Clinical study|Articles in Press

The role of socioeconomic factors as barriers to patient reported outcome measure completion following lumbar spine fusion



      Although incorporating patient reported outcomes (PROMs) into practice allows healthcare systems to evaluate the value of care provided, research and policy reflecting PROMs can only be valid if they represent all patients. Few studies have evaluated socioeconomic barriers to PROM completion, and none have done so in a spine patient population.


      To identify patient barriers to PROM completion one year following lumbar spine fusion.


      Retrospective single-institution cohort study.


      A total of 2,984 patients undergoing lumbar fusion between 2014 and 2020


      Completion of Mental Component Score (MCS-12) and Physical Component Score (PCS-12) of Short Form-12 questionnaire 1 year postoperatively


      A retrospective review was conducted of all patients undergoing 1-3-level lumbar fusion at a single urban tertiary center. PROMs were queried from our prospectively managed electronic outcomes database. Patients were considered to have complete PROMs if 1-year outcomes were available. Community-level characteristics were collected from patients’ zip codes using the Economic Innovation Group Distressed Communities Index. Bivariate analyses were performed to assess factors associated with PROM incompletion along with multivariate logistic regression to control for confounders.

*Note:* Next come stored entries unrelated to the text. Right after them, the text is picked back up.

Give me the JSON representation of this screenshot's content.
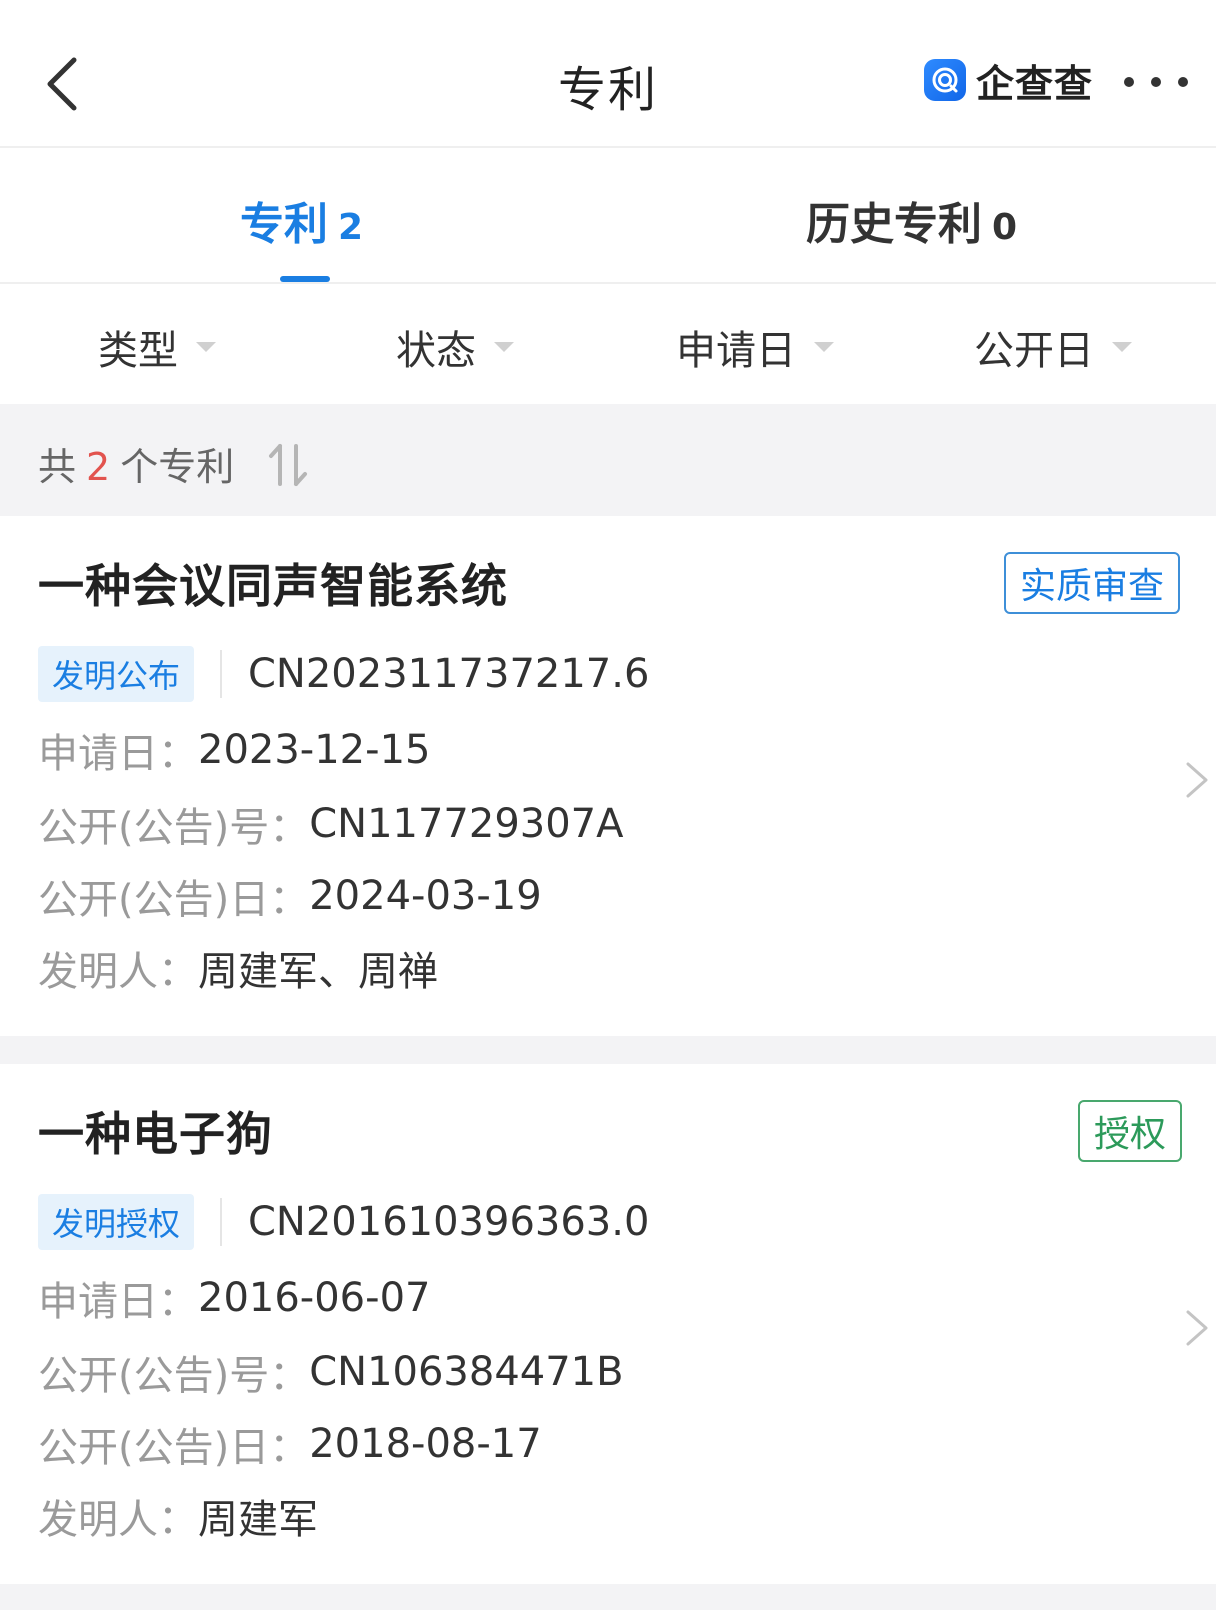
{
  "header": {
    "title": "专利",
    "brand_name": "企查查"
  },
  "tabs": [
    {
      "label": "专利",
      "count": "2",
      "active": true
    },
    {
      "label": "历史专利",
      "count": "0",
      "active": false
    }
  ],
  "filters": [
    "类型",
    "状态",
    "申请日",
    "公开日"
  ],
  "summary": {
    "prefix": "共",
    "count": "2",
    "suffix": "个专利"
  },
  "colors": {
    "accent": "#1a7ee2",
    "count_red": "#e2534e",
    "badge_green": "#2c9a5a",
    "page_bg": "#f3f3f5"
  },
  "patents": [
    {
      "title": "一种会议同声智能系统",
      "status": "实质审查",
      "status_color": "blue",
      "type_tag": "发明公布",
      "application_number": "CN202311737217.6",
      "application_date_label": "申请日：",
      "application_date": "2023-12-15",
      "publication_number_label": "公开(公告)号：",
      "publication_number": "CN117729307A",
      "publication_date_label": "公开(公告)日：",
      "publication_date": "2024-03-19",
      "inventor_label": "发明人：",
      "inventors": "周建军、周禅"
    },
    {
      "title": "一种电子狗",
      "status": "授权",
      "status_color": "green",
      "type_tag": "发明授权",
      "application_number": "CN201610396363.0",
      "application_date_label": "申请日：",
      "application_date": "2016-06-07",
      "publication_number_label": "公开(公告)号：",
      "publication_number": "CN106384471B",
      "publication_date_label": "公开(公告)日：",
      "publication_date": "2018-08-17",
      "inventor_label": "发明人：",
      "inventors": "周建军"
    }
  ]
}
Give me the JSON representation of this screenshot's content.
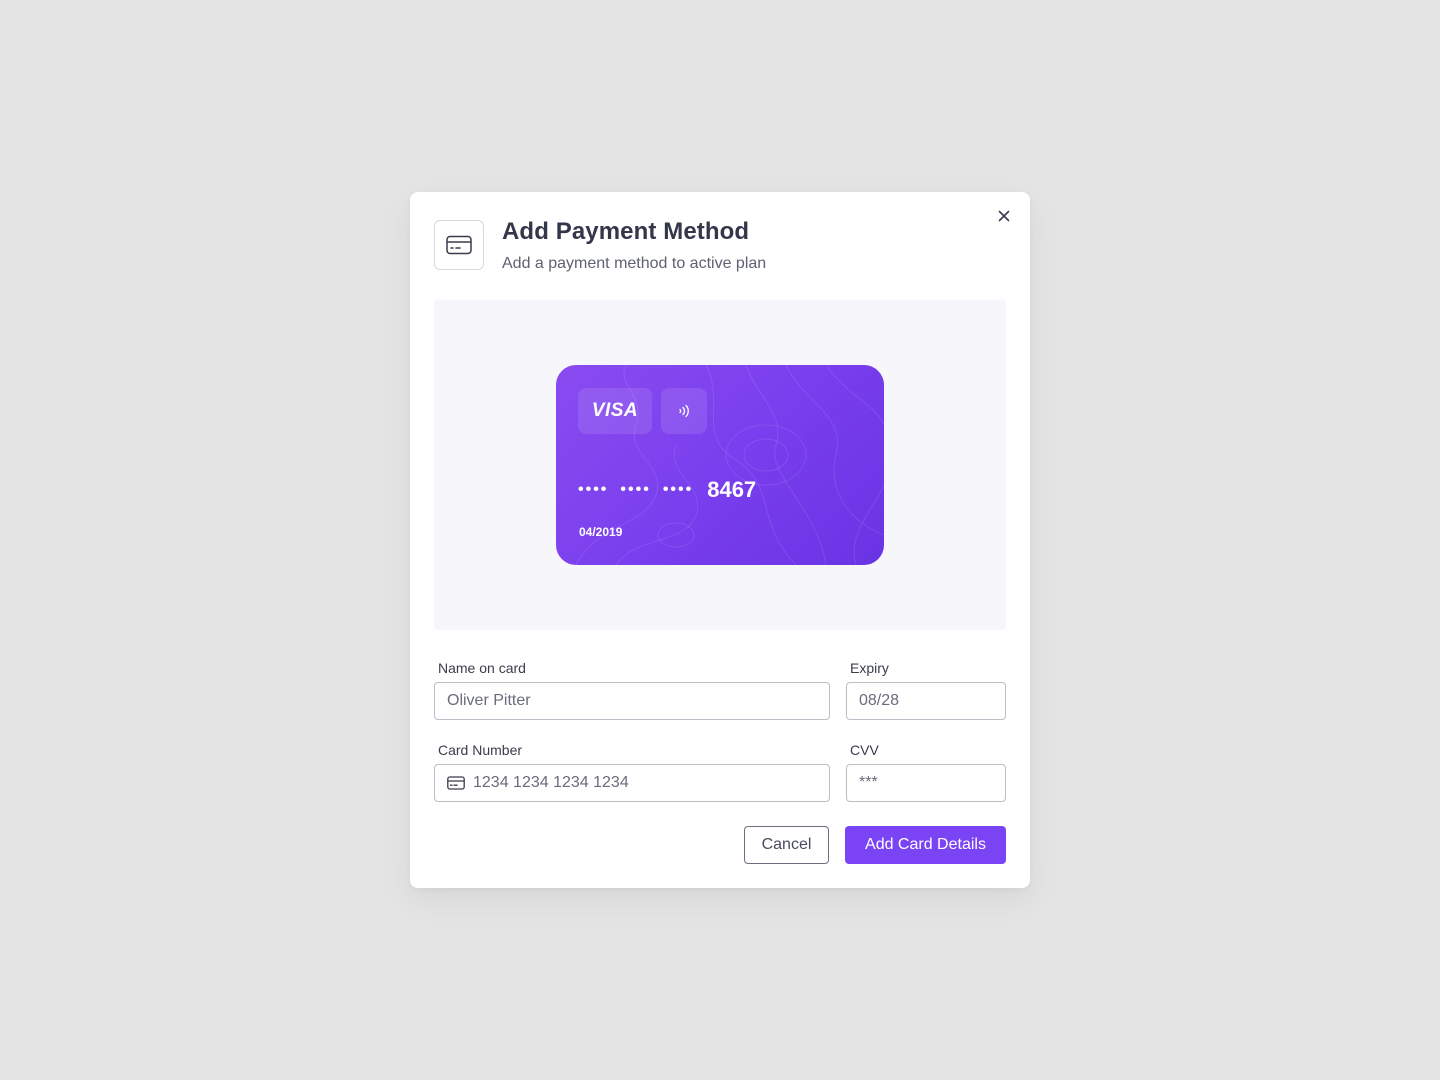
{
  "modal": {
    "title": "Add Payment Method",
    "subtitle": "Add a payment method to active plan",
    "header_icon": "credit-card-icon",
    "close_icon": "close-icon"
  },
  "card_preview": {
    "brand": "VISA",
    "contactless_icon": "contactless-icon",
    "masked_groups": [
      "••••",
      "••••",
      "••••"
    ],
    "last4": "8467",
    "expiry": "04/2019",
    "gradient_colors": [
      "#8a4cf0",
      "#6933e4"
    ]
  },
  "form": {
    "name": {
      "label": "Name on card",
      "value": "Oliver Pitter"
    },
    "expiry": {
      "label": "Expiry",
      "value": "08/28"
    },
    "card_number": {
      "label": "Card Number",
      "placeholder": "1234 1234 1234 1234",
      "icon": "credit-card-icon"
    },
    "cvv": {
      "label": "CVV",
      "value": "***"
    }
  },
  "actions": {
    "cancel_label": "Cancel",
    "submit_label": "Add Card Details"
  },
  "colors": {
    "accent": "#7a44f5",
    "background": "#e4e4e4",
    "preview_bg": "#f7f7fb"
  }
}
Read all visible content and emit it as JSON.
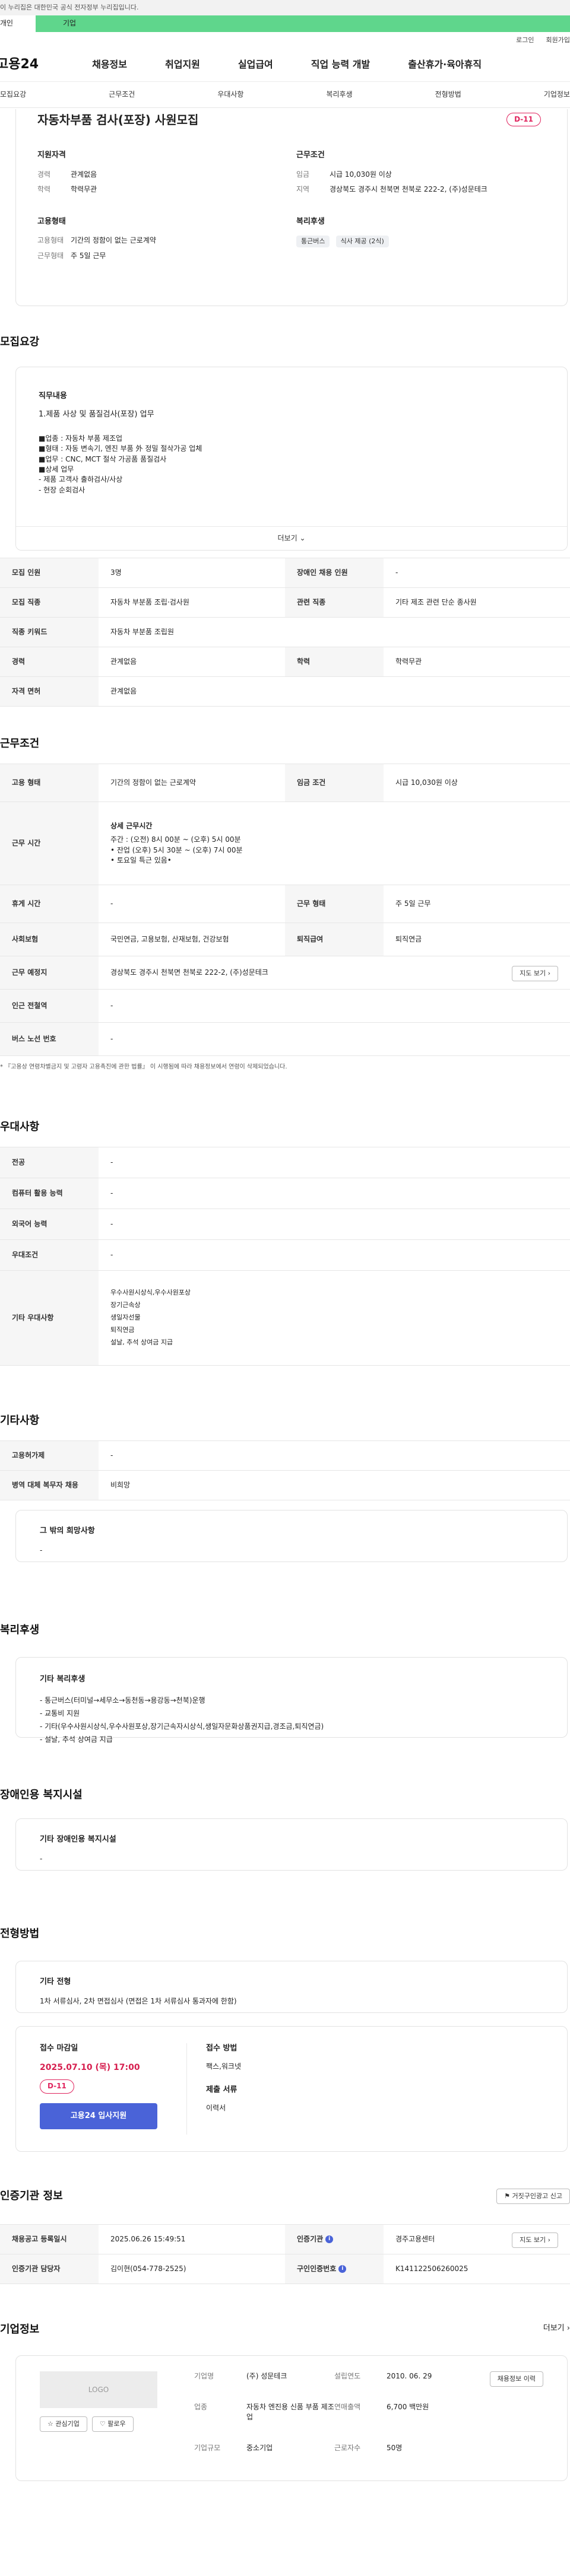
{
  "gov_banner": "이 누리집은 대한민국 공식 전자정부 누리집입니다.",
  "top_tabs": [
    "개인",
    "기업"
  ],
  "util_links": [
    "로그인",
    "회원가입"
  ],
  "logo": "고용24",
  "gnb": [
    "채용정보",
    "취업지원",
    "실업급여",
    "직업 능력 개발",
    "출산휴가·육아휴직"
  ],
  "anchor_tabs": [
    "모집요강",
    "근무조건",
    "우대사항",
    "복리후생",
    "전형방법",
    "기업정보"
  ],
  "job": {
    "title": "자동차부품 검사(포장) 사원모집",
    "dday": "D-11",
    "qualification_title": "지원자격",
    "career_label": "경력",
    "career_value": "관계없음",
    "edu_label": "학력",
    "edu_value": "학력무관",
    "worktype_title": "고용형태",
    "emp_label": "고용형태",
    "emp_value": "기간의 정함이 없는 근로계약",
    "days_label": "근무형태",
    "days_value": "주 5일 근무",
    "cond_title": "근무조건",
    "wage_label": "임금",
    "wage_value": "시급 10,030원 이상",
    "region_label": "지역",
    "region_value": "경상북도 경주시 천북면 천북로 222-2, (주)성문테크",
    "welfare_title": "복리후생",
    "welfare_tags": [
      "통근버스",
      "식사 제공 (2식)"
    ]
  },
  "recruit": {
    "section_title": "모집요강",
    "duty_title": "직무내용",
    "duty_main": "1.제품 사상 및 품질검사(포장) 업무",
    "duty_lines": [
      "■업종 : 자동차 부품 제조업",
      "■형태 : 자동 변속기, 엔진 부품 外 정밀 절삭가공 업체",
      "■업무 : CNC, MCT 절삭 가공품 품질검사",
      "■상세 업무",
      "  - 제품 고객사 출하검사/사상",
      "  - 현장 순회검사"
    ],
    "more_label": "더보기",
    "rows": [
      {
        "k1": "모집 인원",
        "v1": "3명",
        "k2": "장애인 채용 인원",
        "v2": "-"
      },
      {
        "k1": "모집 직종",
        "v1": "자동차 부분품 조립·검사원",
        "k2": "관련 직종",
        "v2": "기타 제조 관련 단순 종사원"
      },
      {
        "k1": "직종 키워드",
        "v1": "자동차 부분품 조립원"
      },
      {
        "k1": "경력",
        "v1": "관계없음",
        "k2": "학력",
        "v2": "학력무관"
      },
      {
        "k1": "자격 면허",
        "v1": "관계없음"
      }
    ]
  },
  "conditions": {
    "section_title": "근무조건",
    "emp_k": "고용 형태",
    "emp_v": "기간의 정함이 없는 근로계약",
    "wage_k": "임금 조건",
    "wage_v": "시급 10,030원 이상",
    "time_k": "근무 시간",
    "time_sub": "상세 근무시간",
    "time_lines": [
      "주간 : (오전) 8시 00분 ~ (오후) 5시 00분",
      "• 잔업 (오후) 5시 30분 ~ (오후) 7시 00분",
      "• 토요일 특근 있음•"
    ],
    "holiday_k": "휴게 시간",
    "holiday_v": "-",
    "form_k": "근무 형태",
    "form_v": "주 5일 근무",
    "insurance_k": "사회보험",
    "insurance_v": "국민연금, 고용보험, 산재보험, 건강보험",
    "retire_k": "퇴직급여",
    "retire_v": "퇴직연금",
    "place_k": "근무 예정지",
    "place_v": "경상북도 경주시 천북면 천북로 222-2, (주)성문테크",
    "map_label": "지도 보기",
    "subway_k": "인근 전철역",
    "subway_v": "-",
    "bus_k": "버스 노선 번호",
    "bus_v": "-",
    "note": "* 『고용상 연령차별금지 및 고령자 고용촉진에 관한 법률』 이 시행됨에 따라 채용정보에서 연령이 삭제되었습니다."
  },
  "preference": {
    "section_title": "우대사항",
    "rows": [
      {
        "k": "전공",
        "v": "-"
      },
      {
        "k": "컴퓨터 활용 능력",
        "v": "-"
      },
      {
        "k": "외국어 능력",
        "v": "-"
      },
      {
        "k": "우대조건",
        "v": "-"
      }
    ],
    "other_k": "기타 우대사항",
    "other_lines": [
      "우수사원시상식,우수사원포상",
      "장기근속상",
      "생일자선물",
      "퇴직연금",
      "설날, 추석 상여금 지급"
    ]
  },
  "etc": {
    "section_title": "기타사항",
    "rows": [
      {
        "k": "고용허가제",
        "v": "-"
      },
      {
        "k": "병역 대체 복무자 채용",
        "v": "비희망"
      }
    ],
    "hope_title": "그 밖의 희망사항",
    "hope_value": "-"
  },
  "welfare": {
    "section_title": "복리후생",
    "box_title": "기타 복리후생",
    "lines": [
      "- 통근버스(터미널→세무소→동천동→용강동→천북)운행",
      "- 교통비 지원",
      "- 기타(우수사원시상식,우수사원포상,장기근속자시상식,생일자문화상품권지급,경조금,퇴직연금)",
      "- 설날, 추석 상여금 지급"
    ]
  },
  "disabled": {
    "section_title": "장애인용 복지시설",
    "box_title": "기타 장애인용 복지시설",
    "value": "-"
  },
  "selection": {
    "section_title": "전형방법",
    "box_title": "기타 전형",
    "value": "1차 서류심사, 2차 면접심사 (면접은 1차 서류심사 통과자에 한함)",
    "deadline_title": "접수 마감일",
    "deadline": "2025.07.10 (목) 17:00",
    "dday": "D-11",
    "apply_btn": "고용24 입사지원",
    "method_title": "접수 방법",
    "method_value": "팩스,워크넷",
    "doc_title": "제출 서류",
    "doc_value": "이력서"
  },
  "agency": {
    "section_title": "인증기관 정보",
    "report_btn": "거짓구인광고 신고",
    "reg_k": "채용공고 등록일시",
    "reg_v": "2025.06.26 15:49:51",
    "org_k": "인증기관",
    "org_v": "경주고용센터",
    "map_label": "지도 보기",
    "manager_k": "인증기관 담당자",
    "manager_v": "김이현(054-778-2525)",
    "job_no_k": "구인인증번호",
    "job_no_v": "K141122506260025"
  },
  "company": {
    "section_title": "기업정보",
    "more_label": "더보기",
    "logo_text": "LOGO",
    "interest_btn": "관심기업",
    "follow_btn": "팔로우",
    "name_k": "기업명",
    "name_v": "(주) 성문테크",
    "founded_k": "설립연도",
    "founded_v": "2010. 06. 29",
    "industry_k": "업종",
    "industry_v": "자동차 엔진용 신품 부품 제조업",
    "sales_k": "연매출액",
    "sales_v": "6,700 백만원",
    "employees_k": "근로자수",
    "employees_v": "50명",
    "size_k": "기업규모",
    "size_v": "중소기업",
    "recruit_btn": "채용정보 이력"
  }
}
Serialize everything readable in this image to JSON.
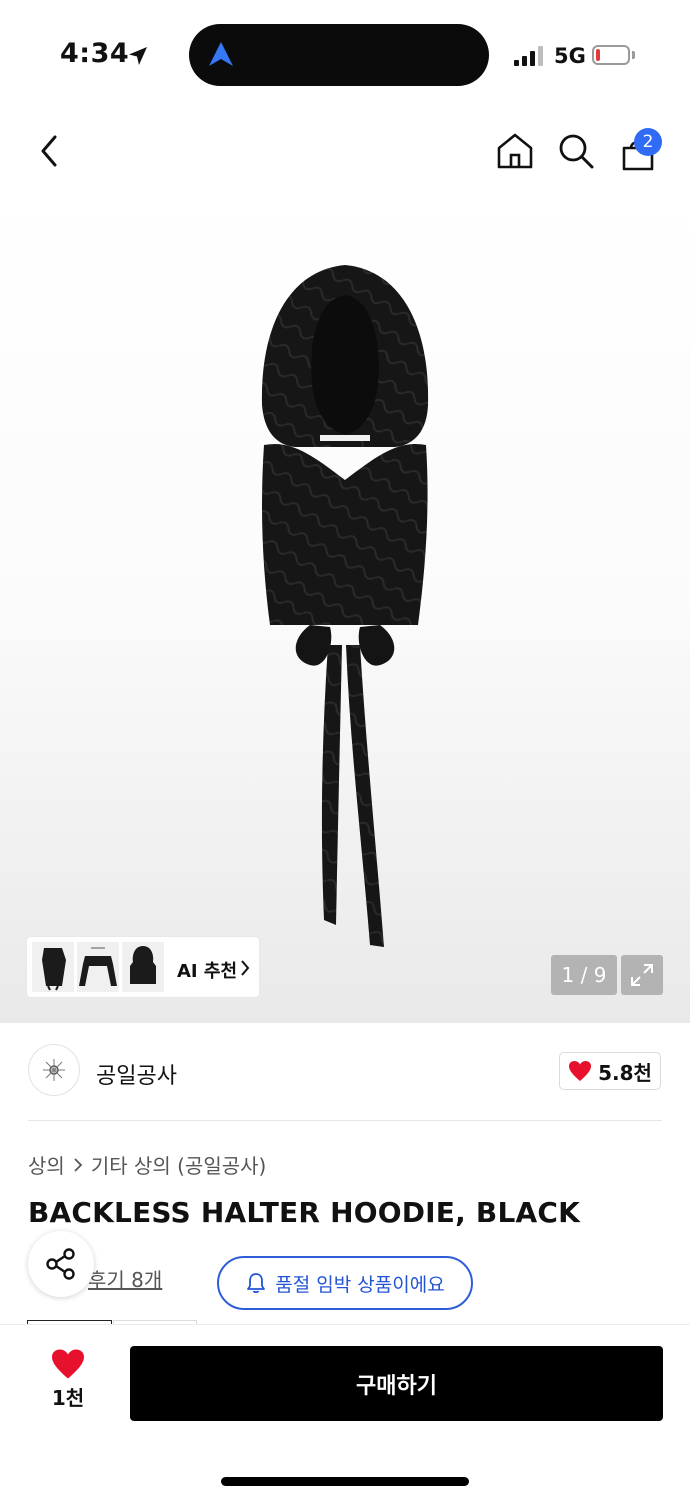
{
  "status_bar": {
    "time": "4:34",
    "network": "5G",
    "battery_level": 0.08,
    "colors": {
      "battery_low": "#e23a3a",
      "nav_arrow": "#3478f6"
    }
  },
  "nav": {
    "cart_count": "2",
    "badge_color": "#2f6bf5"
  },
  "gallery": {
    "counter": "1 / 9",
    "ai_recommend_label": "AI 추천"
  },
  "brand": {
    "name": "공일공사",
    "likes": "5.8천",
    "heart_color": "#e8112d"
  },
  "breadcrumb": {
    "level1": "상의",
    "level2": "기타 상의 (공일공사)"
  },
  "product": {
    "title": "BACKLESS HALTER HOODIE, BLACK",
    "review_label": "후기 8개"
  },
  "stock_alert": {
    "label": "품절 임박 상품이에요",
    "color": "#2454d6"
  },
  "bottom_bar": {
    "like_count": "1천",
    "buy_label": "구매하기"
  }
}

      A total of 1,968 (66.0%) had incomplete 1-year PROMs. Patients with incomplete PROMs were more likely to be Black (14.5% vs. 9.3%, p<.001), Hispanic (2.9% vs. 1.6%, p=.027), reside in a distressed community (14.7% vs. 8.5%, p<.001), and be active smokers (22.4% vs. 15.5%, p<.001). On multivariate regression, Black race (OR: 1.46, p=.014, Hispanic ethnicity (OR: 2.19, p=.027), distressed community status (OR: 1.47, p=.024), workers’ compensation status (OR: 2.82, p=.001), and active smoking (OR:1.31, p=.034) all were independently associated with PROM incompletion. Surgical characteristics, including primary surgeon, revision status, approach, and levels fused were not associated with PROM incompletion.


      Social determinants of health impact completion of PROMs. Patients completing PROMs are overwhelmingly White, non-Hispanic, and reside in wealthier communities. Efforts should be taken to provide better education regarding PROMs and ensure closer follow-up of certain subgroups of patients to avoid furthering disparities in PROM research.